Apache Trout is the common name for Oncorhynchus apache. Anglers can identify this species by its golden-yellow color and darker, evenly spaced spots that cover most of its body (with exception of the belly). These spots may or may not extend to the tail and dorsal fins of the fish. The belly on this fish takes on a golden color. On each sides of the pupil, you might see a small black spot, which makes it appear that each pupil has a black stripe running through each of its eyes. Look for a head and back that both appear dark olive in color, as well. Some of these fish may sport a mark under their lower jaws which can be colored from yellow to gold.
These fish are native only to very clean and cool running freshwater mountain streams. Historically, they have only been found in streams near the White Mountains in the Salt River and Little Colorado River watersheds. Their habitats in these streams range from forest to marshy and swampy areas. There are some lakes in the area that boast the AP. trout populations, but most of these have been stocked. Since they have been declared an endangered species, these trout have also been introduced to other areas where they are not native fish. Although this was a gesture originally meant to help keep the fish alive, some of these introductions have actually worked to muddle the gene pool of the Apache trout.
Apache trout can grow larger in their native areas in the wild. In this cases, these fish may measure up to around 40 cm, and can reach up to 61 cm at their largest. However, in other areas, they are normally only found up to a length of 25 cm when mature. As a general range, these fish may weigh between only 6 ounces, but up to 6 pounds in native areas. In the wild, these fish survive off of aquatic and land insects, and may also dine on other fish that are smaller in size, or on plankton.
One of the reasons the preservation of this natural beauty has been so difficult is because they only spawn once in their lifetime, and reach maturity after three years of life. From March to June, these trout spawn in several Arizona streams where they are either native or have been introduced. The size of the female determines how many eggs she will produce during spawning, with larger trout producing more eggs. It takes around a month for the eggs themselves to mature once produced. These fish may also interbreed with other trout species in the area.

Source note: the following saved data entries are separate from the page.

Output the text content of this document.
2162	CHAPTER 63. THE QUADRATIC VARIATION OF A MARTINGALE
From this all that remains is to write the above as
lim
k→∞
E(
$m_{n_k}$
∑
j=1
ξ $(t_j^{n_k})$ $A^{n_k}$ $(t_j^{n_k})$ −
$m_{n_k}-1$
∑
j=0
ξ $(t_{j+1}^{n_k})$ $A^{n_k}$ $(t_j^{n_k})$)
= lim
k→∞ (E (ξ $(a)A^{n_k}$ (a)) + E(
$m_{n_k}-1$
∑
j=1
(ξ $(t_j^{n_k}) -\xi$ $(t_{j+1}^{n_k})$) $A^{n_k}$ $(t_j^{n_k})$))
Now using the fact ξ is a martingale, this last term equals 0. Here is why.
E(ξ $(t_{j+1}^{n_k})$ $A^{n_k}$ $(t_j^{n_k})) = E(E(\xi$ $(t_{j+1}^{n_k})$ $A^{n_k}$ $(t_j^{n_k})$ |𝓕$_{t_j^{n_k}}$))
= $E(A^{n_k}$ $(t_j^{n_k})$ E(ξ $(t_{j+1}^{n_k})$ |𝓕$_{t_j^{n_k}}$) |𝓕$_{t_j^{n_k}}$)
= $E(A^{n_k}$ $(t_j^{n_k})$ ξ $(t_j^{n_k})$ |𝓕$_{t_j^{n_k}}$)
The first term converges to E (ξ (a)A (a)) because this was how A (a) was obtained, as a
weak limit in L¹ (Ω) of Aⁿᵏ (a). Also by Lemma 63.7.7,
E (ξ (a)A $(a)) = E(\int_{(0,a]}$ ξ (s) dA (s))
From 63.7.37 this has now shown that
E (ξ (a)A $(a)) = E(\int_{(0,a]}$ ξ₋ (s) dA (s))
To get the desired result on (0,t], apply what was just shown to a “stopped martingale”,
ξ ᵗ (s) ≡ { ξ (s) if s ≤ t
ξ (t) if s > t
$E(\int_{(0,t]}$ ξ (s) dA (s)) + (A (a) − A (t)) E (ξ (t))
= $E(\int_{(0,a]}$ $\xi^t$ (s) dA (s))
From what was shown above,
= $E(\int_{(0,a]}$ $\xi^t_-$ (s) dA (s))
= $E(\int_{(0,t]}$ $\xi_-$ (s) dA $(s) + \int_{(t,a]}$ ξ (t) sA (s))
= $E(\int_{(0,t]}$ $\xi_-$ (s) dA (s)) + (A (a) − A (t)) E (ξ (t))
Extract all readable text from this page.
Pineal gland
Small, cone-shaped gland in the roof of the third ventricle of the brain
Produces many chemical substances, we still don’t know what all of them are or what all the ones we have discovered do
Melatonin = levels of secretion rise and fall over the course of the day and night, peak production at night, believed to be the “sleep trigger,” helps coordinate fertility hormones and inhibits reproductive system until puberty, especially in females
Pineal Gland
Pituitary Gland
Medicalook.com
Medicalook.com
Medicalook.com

As mentioned above, these trout have been known to sometimes interbreed with other species of trout. In areas where this type of trout has been both native and introduced, this has been a real problem. Types of trout that the Apache trout might interbreed with include rainbow trout and cutthroat trout. When this type of hybridization occurs, populations of both the Apache and the other species of trout are seen as being contaminated with genes of the other species. In some areas, these types of hybrids have been exterminated, or populations of trout that are found to be interbred between species have been exterminated for the good of the Apache trout species and gene pool.

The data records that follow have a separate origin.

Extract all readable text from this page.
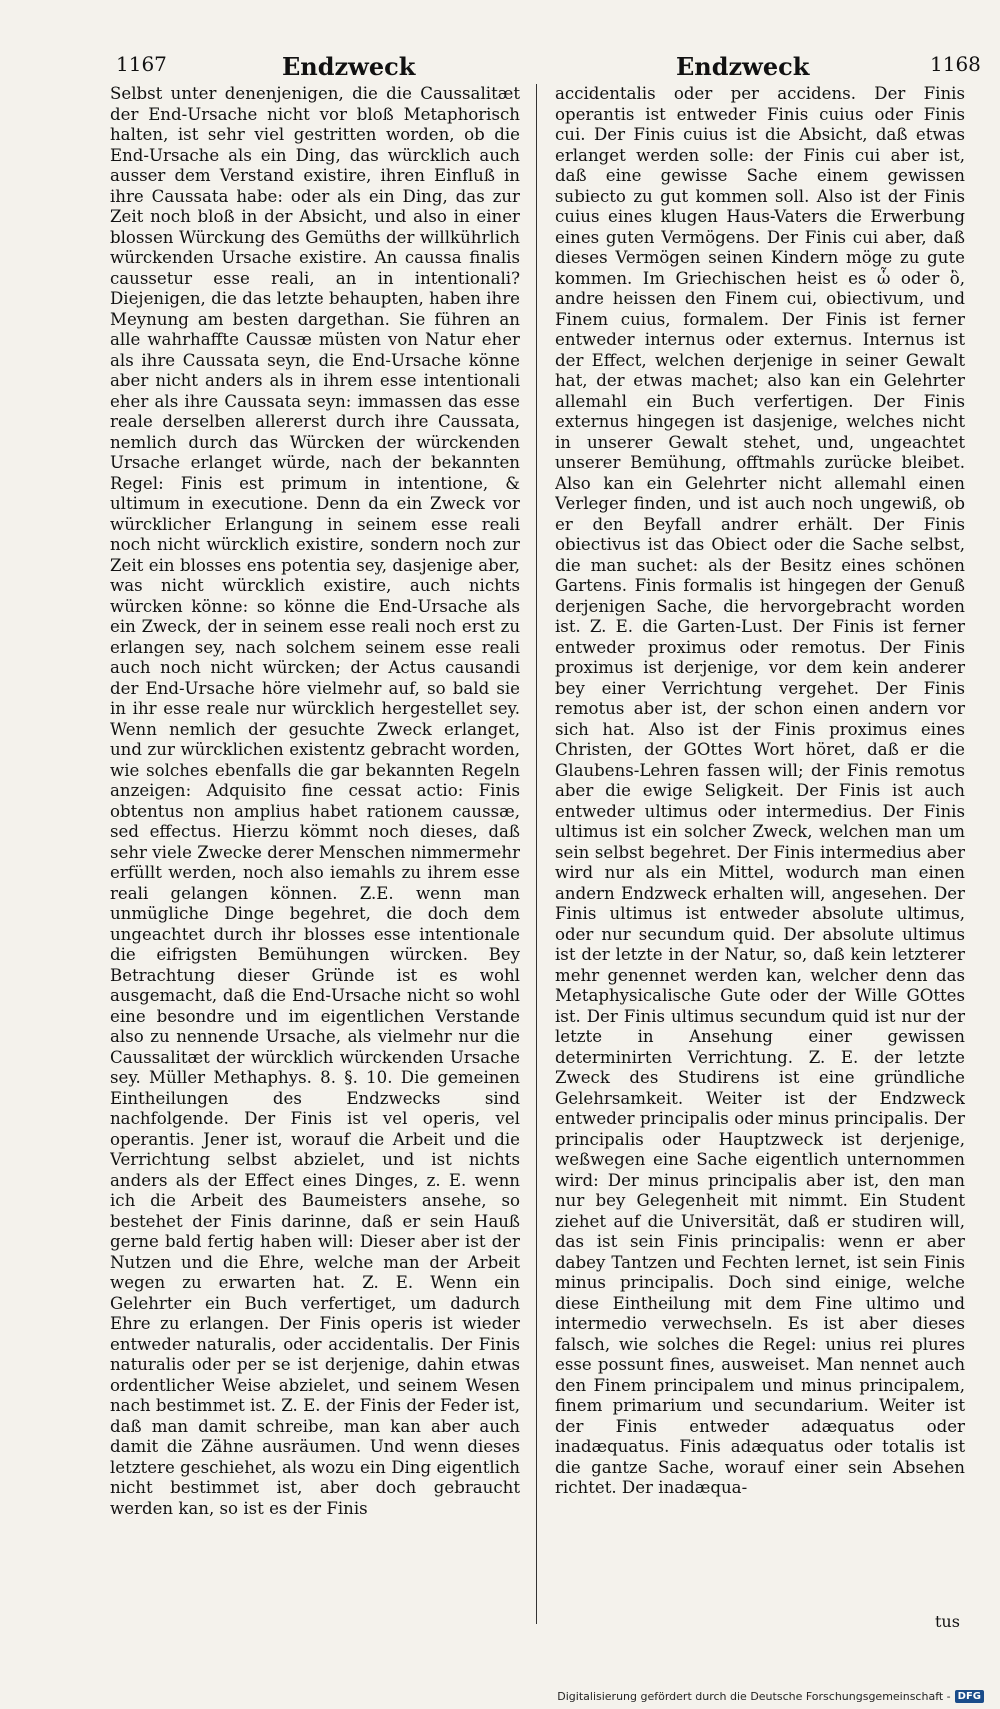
1167	Endzweck	Endzweck	1168

Selbst unter denenjenigen, die die Caussalitæt der End-Ursache nicht vor bloß Metaphorisch halten, ist sehr viel gestritten worden, ob die End-Ursache als ein Ding, das würcklich auch ausser dem Verstand existire, ihren Einfluß in ihre Caussata habe: oder als ein Ding, das zur Zeit noch bloß in der Absicht, und also in einer blossen Würckung des Gemüths der willkührlich würckenden Ursache existire. An caussa finalis caussetur esse reali, an in intentionali? Diejenigen, die das letzte behaupten, haben ihre Meynung am besten dargethan. Sie führen an alle wahrhaffte Caussæ müsten von Natur eher als ihre Caussata seyn, die End-Ursache könne aber nicht anders als in ihrem esse intentionali eher als ihre Caussata seyn: immassen das esse reale derselben allererst durch ihre Caussata, nemlich durch das Würcken der würckenden Ursache erlanget würde, nach der bekannten Regel: Finis est primum in intentione, & ultimum in executione. Denn da ein Zweck vor würcklicher Erlangung in seinem esse reali noch nicht würcklich existire, sondern noch zur Zeit ein blosses ens potentia sey, dasjenige aber, was nicht würcklich existire, auch nichts würcken könne: so könne die End-Ursache als ein Zweck, der in seinem esse reali noch erst zu erlangen sey, nach solchem seinem esse reali auch noch nicht würcken; der Actus causandi der End-Ursache höre vielmehr auf, so bald sie in ihr esse reale nur würcklich hergestellet sey. Wenn nemlich der gesuchte Zweck erlanget, und zur würcklichen existentz gebracht worden, wie solches ebenfalls die gar bekannten Regeln anzeigen: Adquisito fine cessat actio: Finis obtentus non amplius habet rationem caussæ, sed effectus. Hierzu kömmt noch dieses, daß sehr viele Zwecke derer Menschen nimmermehr erfüllt werden, noch also iemahls zu ihrem esse reali gelangen können. Z.E. wenn man unmügliche Dinge begehret, die doch dem ungeachtet durch ihr blosses esse intentionale die eifrigsten Bemühungen würcken. Bey Betrachtung dieser Gründe ist es wohl ausgemacht, daß die End-Ursache nicht so wohl eine besondre und im eigentlichen Verstande also zu nennende Ursache, als vielmehr nur die Caussalitæt der würcklich würckenden Ursache sey. Müller Methaphys. 8. §. 10. Die gemeinen Eintheilungen des Endzwecks sind nachfolgende. Der Finis ist vel operis, vel operantis. Jener ist, worauf die Arbeit und die Verrichtung selbst abzielet, und ist nichts anders als der Effect eines Dinges, z. E. wenn ich die Arbeit des Baumeisters ansehe, so bestehet der Finis darinne, daß er sein Hauß gerne bald fertig haben will: Dieser aber ist der Nutzen und die Ehre, welche man der Arbeit wegen zu erwarten hat. Z. E. Wenn ein Gelehrter ein Buch verfertiget, um dadurch Ehre zu erlangen. Der Finis operis ist wieder entweder naturalis, oder accidentalis. Der Finis naturalis oder per se ist derjenige, dahin etwas ordentlicher Weise abzielet, und seinem Wesen nach bestimmet ist. Z. E. der Finis der Feder ist, daß man damit schreibe, man kan aber auch damit die Zähne ausräumen. Und wenn dieses letztere geschiehet, als wozu ein Ding eigentlich nicht bestimmet ist, aber doch gebraucht werden kan, so ist es der Finis

accidentalis oder per accidens. Der Finis operantis ist entweder Finis cuius oder Finis cui. Der Finis cuius ist die Absicht, daß etwas erlanget werden solle: der Finis cui aber ist, daß eine gewisse Sache einem gewissen subiecto zu gut kommen soll. Also ist der Finis cuius eines klugen Haus-Vaters die Erwerbung eines guten Vermögens. Der Finis cui aber, daß dieses Vermögen seinen Kindern möge zu gute kommen. Im Griechischen heist es ὧ oder ὃ, andre heissen den Finem cui, obiectivum, und Finem cuius, formalem. Der Finis ist ferner entweder internus oder externus. Internus ist der Effect, welchen derjenige in seiner Gewalt hat, der etwas machet; also kan ein Gelehrter allemahl ein Buch verfertigen. Der Finis externus hingegen ist dasjenige, welches nicht in unserer Gewalt stehet, und, ungeachtet unserer Bemühung, offtmahls zurücke bleibet. Also kan ein Gelehrter nicht allemahl einen Verleger finden, und ist auch noch ungewiß, ob er den Beyfall andrer erhält. Der Finis obiectivus ist das Obiect oder die Sache selbst, die man suchet: als der Besitz eines schönen Gartens. Finis formalis ist hingegen der Genuß derjenigen Sache, die hervorgebracht worden ist. Z. E. die Garten-Lust. Der Finis ist ferner entweder proximus oder remotus. Der Finis proximus ist derjenige, vor dem kein anderer bey einer Verrichtung vergehet. Der Finis remotus aber ist, der schon einen andern vor sich hat. Also ist der Finis proximus eines Christen, der GOttes Wort höret, daß er die Glaubens-Lehren fassen will; der Finis remotus aber die ewige Seligkeit. Der Finis ist auch entweder ultimus oder intermedius. Der Finis ultimus ist ein solcher Zweck, welchen man um sein selbst begehret. Der Finis intermedius aber wird nur als ein Mittel, wodurch man einen andern Endzweck erhalten will, angesehen. Der Finis ultimus ist entweder absolute ultimus, oder nur secundum quid. Der absolute ultimus ist der letzte in der Natur, so, daß kein letzterer mehr genennet werden kan, welcher denn das Metaphysicalische Gute oder der Wille GOttes ist. Der Finis ultimus secundum quid ist nur der letzte in Ansehung einer gewissen determinirten Verrichtung. Z. E. der letzte Zweck des Studirens ist eine gründliche Gelehrsamkeit. Weiter ist der Endzweck entweder principalis oder minus principalis. Der principalis oder Hauptzweck ist derjenige, weßwegen eine Sache eigentlich unternommen wird: Der minus principalis aber ist, den man nur bey Gelegenheit mit nimmt. Ein Student ziehet auf die Universität, daß er studiren will, das ist sein Finis principalis: wenn er aber dabey Tantzen und Fechten lernet, ist sein Finis minus principalis. Doch sind einige, welche diese Eintheilung mit dem Fine ultimo und intermedio verwechseln. Es ist aber dieses falsch, wie solches die Regel: unius rei plures esse possunt fines, ausweiset. Man nennet auch den Finem principalem und minus principalem, finem primarium und secundarium. Weiter ist der Finis entweder adæquatus oder inadæquatus. Finis adæquatus oder totalis ist die gantze Sache, worauf einer sein Absehen richtet. Der inadæqua-

tus
Digitalisierung gefördert durch die Deutsche Forschungsgemeinschaft - DFG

The history of the Apache trout in its native area is long and proud. Native Americans once harvested this type of fish. When many white settlers moved westward, through Arizona, they fished this trout (which was, upon their arrival, very abundant in its native streams) to near extinction. Because of this, this species of trout has been on the endangered species list and protected under federal law since the first endangered species act was passed.

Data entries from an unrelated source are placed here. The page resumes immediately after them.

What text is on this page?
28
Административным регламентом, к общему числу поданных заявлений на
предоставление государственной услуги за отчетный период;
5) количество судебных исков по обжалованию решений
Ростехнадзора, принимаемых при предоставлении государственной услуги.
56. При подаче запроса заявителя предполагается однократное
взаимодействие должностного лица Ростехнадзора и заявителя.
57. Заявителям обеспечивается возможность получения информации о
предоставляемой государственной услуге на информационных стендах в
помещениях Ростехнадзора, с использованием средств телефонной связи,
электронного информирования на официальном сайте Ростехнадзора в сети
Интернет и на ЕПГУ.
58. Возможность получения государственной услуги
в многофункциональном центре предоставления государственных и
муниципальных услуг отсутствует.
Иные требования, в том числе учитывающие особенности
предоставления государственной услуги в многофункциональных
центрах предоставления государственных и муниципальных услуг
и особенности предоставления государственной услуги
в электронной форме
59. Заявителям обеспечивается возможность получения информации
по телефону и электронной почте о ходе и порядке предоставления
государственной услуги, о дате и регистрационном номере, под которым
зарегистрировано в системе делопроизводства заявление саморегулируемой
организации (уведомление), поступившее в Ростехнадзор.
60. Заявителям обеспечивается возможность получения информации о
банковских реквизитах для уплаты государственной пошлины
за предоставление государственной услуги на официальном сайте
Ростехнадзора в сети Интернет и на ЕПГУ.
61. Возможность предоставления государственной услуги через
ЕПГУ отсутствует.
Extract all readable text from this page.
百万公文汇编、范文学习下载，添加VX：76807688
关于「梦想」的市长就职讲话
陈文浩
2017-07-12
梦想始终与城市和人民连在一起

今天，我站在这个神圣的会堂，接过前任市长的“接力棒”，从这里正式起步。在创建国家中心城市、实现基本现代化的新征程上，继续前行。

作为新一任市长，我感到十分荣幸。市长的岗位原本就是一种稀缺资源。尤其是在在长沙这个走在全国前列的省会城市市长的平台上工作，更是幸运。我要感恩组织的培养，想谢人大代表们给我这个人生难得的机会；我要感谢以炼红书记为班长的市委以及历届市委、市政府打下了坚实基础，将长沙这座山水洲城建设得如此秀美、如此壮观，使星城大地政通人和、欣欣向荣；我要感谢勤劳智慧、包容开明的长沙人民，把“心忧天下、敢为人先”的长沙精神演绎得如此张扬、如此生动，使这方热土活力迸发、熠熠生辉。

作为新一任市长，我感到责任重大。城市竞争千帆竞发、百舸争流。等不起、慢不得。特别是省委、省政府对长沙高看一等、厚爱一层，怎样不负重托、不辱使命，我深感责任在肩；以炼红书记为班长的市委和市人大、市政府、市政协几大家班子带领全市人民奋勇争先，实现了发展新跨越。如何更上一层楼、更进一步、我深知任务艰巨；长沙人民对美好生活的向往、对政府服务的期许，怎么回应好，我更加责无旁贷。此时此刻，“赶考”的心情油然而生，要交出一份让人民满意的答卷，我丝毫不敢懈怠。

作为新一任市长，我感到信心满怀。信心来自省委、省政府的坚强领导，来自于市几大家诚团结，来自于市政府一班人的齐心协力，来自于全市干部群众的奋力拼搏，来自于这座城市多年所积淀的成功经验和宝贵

Today, despite recovery efforts in its native streams and beyond for years, the Apache trout is still considered critically endangered and threatened. Most of the streams where these trout have been or are found have been closed to all fishing, or there is a strict catch and release policy for these types of fish (when wild) in other areas. In some areas where these fish are not found natively, and they have been stocked for sport, some limited fishing is allowed. Both the Native Americans in the area, as well as environmental organizations and the federal government continue with preservation, protection, and recovery efforts for this species of wild stream trout.